Em nosso cotidiano, é muito comum nos depararmos com anúncios diários de lançamentos desse tipo de empreendimento, com grande facilidade na aquisição, pois, quase sempre, os valores das prestações são baixos, bem como o valor da eventual entrada, o que torna referidas ofertas em negócios extremamente atraentes.
 
Nesses lançamentos, o loteador, que em regra é uma empresa constituída para esse fim, tem como responsabilidade/obrigação demarcar as quadras, lotes, com a devida regularização junto aos órgãos públicos competentes e, ainda, fornecer toda infraestrutura que viabilize a habitação, tal como instalação de iluminação pública, rede de água tratada, rede de esgoto, asfalto e meio fio, etc.
 
E é justamente quando da entrega da infraestrutura que começam os problemas, visto que, na atualidade, tem sido comum – infelizmente -, os atrasos injustificados, por parte dos loteadores, que não têm respeitado o cronograma de entregas previstos nos contratos de compra e venda por eles próprios criados, em seus respectivos empreendimentos.
 
Tais situações, semelhante ao que ocorre com lançamentos de empreendimentos “na planta” que são entregues com grande atraso, têm levado os compradores a buscarem soluções judiciais, já que, usualmente não logram êxito na tentativa de resoluções administrativas.
 
Nesses casos, o consumidor/comprador, pode optar por demandar contra o loteador para forçá-lo a cumprir o contrato, através de uma ação de obrigação de fazer, sem prejuízo de cumulá-la com uma ação reparatória de danos (materiais e extrapatrimoniais).

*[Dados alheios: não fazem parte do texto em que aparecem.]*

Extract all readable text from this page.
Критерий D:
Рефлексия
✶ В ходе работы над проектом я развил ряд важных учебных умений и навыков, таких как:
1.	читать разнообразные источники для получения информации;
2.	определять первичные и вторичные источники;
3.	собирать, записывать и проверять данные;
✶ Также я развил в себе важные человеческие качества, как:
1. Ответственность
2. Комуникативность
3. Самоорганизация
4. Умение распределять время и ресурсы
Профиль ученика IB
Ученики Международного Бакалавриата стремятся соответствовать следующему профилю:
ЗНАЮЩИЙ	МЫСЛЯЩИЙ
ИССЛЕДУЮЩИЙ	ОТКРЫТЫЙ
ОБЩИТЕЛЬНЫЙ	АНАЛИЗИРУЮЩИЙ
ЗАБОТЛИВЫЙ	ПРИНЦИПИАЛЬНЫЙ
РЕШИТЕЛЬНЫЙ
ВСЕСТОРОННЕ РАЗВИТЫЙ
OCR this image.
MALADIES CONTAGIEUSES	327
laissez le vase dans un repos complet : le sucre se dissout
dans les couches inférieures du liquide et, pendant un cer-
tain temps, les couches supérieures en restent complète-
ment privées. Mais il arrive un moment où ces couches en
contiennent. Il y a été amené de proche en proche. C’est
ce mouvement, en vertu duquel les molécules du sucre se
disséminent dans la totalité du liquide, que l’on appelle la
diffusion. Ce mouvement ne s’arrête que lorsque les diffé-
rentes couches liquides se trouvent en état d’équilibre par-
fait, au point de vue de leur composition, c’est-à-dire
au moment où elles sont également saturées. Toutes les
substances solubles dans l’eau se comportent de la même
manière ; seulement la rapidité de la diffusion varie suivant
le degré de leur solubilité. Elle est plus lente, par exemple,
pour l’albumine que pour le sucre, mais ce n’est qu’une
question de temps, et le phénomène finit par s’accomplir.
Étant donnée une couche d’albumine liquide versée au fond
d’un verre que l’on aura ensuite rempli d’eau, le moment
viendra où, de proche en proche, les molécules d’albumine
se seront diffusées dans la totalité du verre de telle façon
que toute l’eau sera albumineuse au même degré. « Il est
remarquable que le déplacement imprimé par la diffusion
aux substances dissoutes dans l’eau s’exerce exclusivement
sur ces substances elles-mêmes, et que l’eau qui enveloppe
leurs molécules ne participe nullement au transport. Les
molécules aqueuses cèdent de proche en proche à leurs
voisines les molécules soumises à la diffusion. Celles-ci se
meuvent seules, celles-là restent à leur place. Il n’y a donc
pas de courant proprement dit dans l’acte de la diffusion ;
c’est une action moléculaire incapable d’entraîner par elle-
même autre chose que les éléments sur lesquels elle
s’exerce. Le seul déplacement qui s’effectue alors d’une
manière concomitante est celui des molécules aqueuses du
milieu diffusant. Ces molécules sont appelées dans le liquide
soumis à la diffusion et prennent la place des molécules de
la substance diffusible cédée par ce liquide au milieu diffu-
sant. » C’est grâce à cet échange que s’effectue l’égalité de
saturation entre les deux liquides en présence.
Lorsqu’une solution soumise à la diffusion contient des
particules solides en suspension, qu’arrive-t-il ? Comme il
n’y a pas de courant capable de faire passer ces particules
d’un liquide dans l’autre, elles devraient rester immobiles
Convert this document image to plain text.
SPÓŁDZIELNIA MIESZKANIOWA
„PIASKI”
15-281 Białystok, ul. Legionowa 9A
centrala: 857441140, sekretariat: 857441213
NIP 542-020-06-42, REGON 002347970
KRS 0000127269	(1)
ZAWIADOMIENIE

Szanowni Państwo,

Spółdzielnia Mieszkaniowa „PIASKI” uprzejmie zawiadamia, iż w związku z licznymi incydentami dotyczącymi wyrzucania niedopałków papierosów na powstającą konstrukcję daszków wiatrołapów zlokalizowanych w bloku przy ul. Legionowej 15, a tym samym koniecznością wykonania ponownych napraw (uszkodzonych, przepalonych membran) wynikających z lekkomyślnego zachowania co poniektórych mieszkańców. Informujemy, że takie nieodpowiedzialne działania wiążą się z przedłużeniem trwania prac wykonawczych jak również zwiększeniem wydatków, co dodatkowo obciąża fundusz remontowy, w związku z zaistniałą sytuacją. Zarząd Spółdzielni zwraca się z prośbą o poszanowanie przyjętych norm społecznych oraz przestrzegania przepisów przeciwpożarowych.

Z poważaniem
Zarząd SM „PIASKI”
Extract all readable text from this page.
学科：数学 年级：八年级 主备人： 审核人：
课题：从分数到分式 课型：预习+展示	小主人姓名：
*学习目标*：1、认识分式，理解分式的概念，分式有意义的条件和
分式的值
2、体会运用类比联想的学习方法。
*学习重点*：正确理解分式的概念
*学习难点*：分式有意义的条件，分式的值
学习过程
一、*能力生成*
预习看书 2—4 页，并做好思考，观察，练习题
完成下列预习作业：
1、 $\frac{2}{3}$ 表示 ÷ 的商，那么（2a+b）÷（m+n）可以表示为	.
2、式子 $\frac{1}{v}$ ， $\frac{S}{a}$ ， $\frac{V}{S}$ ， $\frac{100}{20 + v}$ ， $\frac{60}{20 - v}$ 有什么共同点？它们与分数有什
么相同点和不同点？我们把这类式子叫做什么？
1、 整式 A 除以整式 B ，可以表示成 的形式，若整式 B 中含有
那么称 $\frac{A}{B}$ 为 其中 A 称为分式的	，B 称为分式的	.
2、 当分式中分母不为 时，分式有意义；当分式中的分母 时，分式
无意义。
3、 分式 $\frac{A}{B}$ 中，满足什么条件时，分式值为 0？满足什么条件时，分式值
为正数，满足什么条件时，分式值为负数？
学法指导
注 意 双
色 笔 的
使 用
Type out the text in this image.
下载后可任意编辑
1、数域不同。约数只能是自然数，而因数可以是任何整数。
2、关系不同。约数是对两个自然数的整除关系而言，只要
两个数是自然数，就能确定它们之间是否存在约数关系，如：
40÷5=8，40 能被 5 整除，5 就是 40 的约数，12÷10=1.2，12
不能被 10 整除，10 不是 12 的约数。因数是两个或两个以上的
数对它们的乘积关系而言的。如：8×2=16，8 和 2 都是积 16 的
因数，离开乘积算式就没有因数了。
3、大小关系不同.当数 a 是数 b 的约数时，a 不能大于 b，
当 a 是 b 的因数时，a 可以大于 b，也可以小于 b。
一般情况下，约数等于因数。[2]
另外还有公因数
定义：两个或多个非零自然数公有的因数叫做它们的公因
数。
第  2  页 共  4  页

Há, também, a opção de buscar a rescisão do contrato judicialmente, postulando-se a restituição das parcelas que tenham sido pagas, além de eventuais multas por quebra do contrato, ainda que não estejam expressamente previstas na avença, sem prejuízo também, da cumulação, com outros pleitos indenizatórios.
 
É importante ressaltar que na ação rescisória a devolução das parcelas pagas pelo comprador deve ocorrer de forma imediata e integral, quando a culpa for exclusiva do vendedor, ou seja sem deduções de taxas administrativas consignadas no contrato, conforme pacificado pelo Superior Tribunal de Justiça ao editar a Súmula n. 543.
 
Lado outro, tem sido constante as condenações das empresas loteadoras ao pagamento de indenizações por danos morais em virtude das entregas demasiadas de infraestruturas, pois tais atrasos implicam em fortes frustações capazes de abalar emocionalmente o íntimo dos consumidores, que se veem impossibilitados de realizarem seus sonhos da “casa própria”, que possuem status de direito social à moradia, que é imprescindível ao desenvolvimento humano.
 
Sendo assim, é de suma importância que os consumidores estejam atentos aos seus direitos e busquem eventuais reparações por abusos que possam sofrer em virtudes do não cumprimento de disposições e cronogramas contratuais. 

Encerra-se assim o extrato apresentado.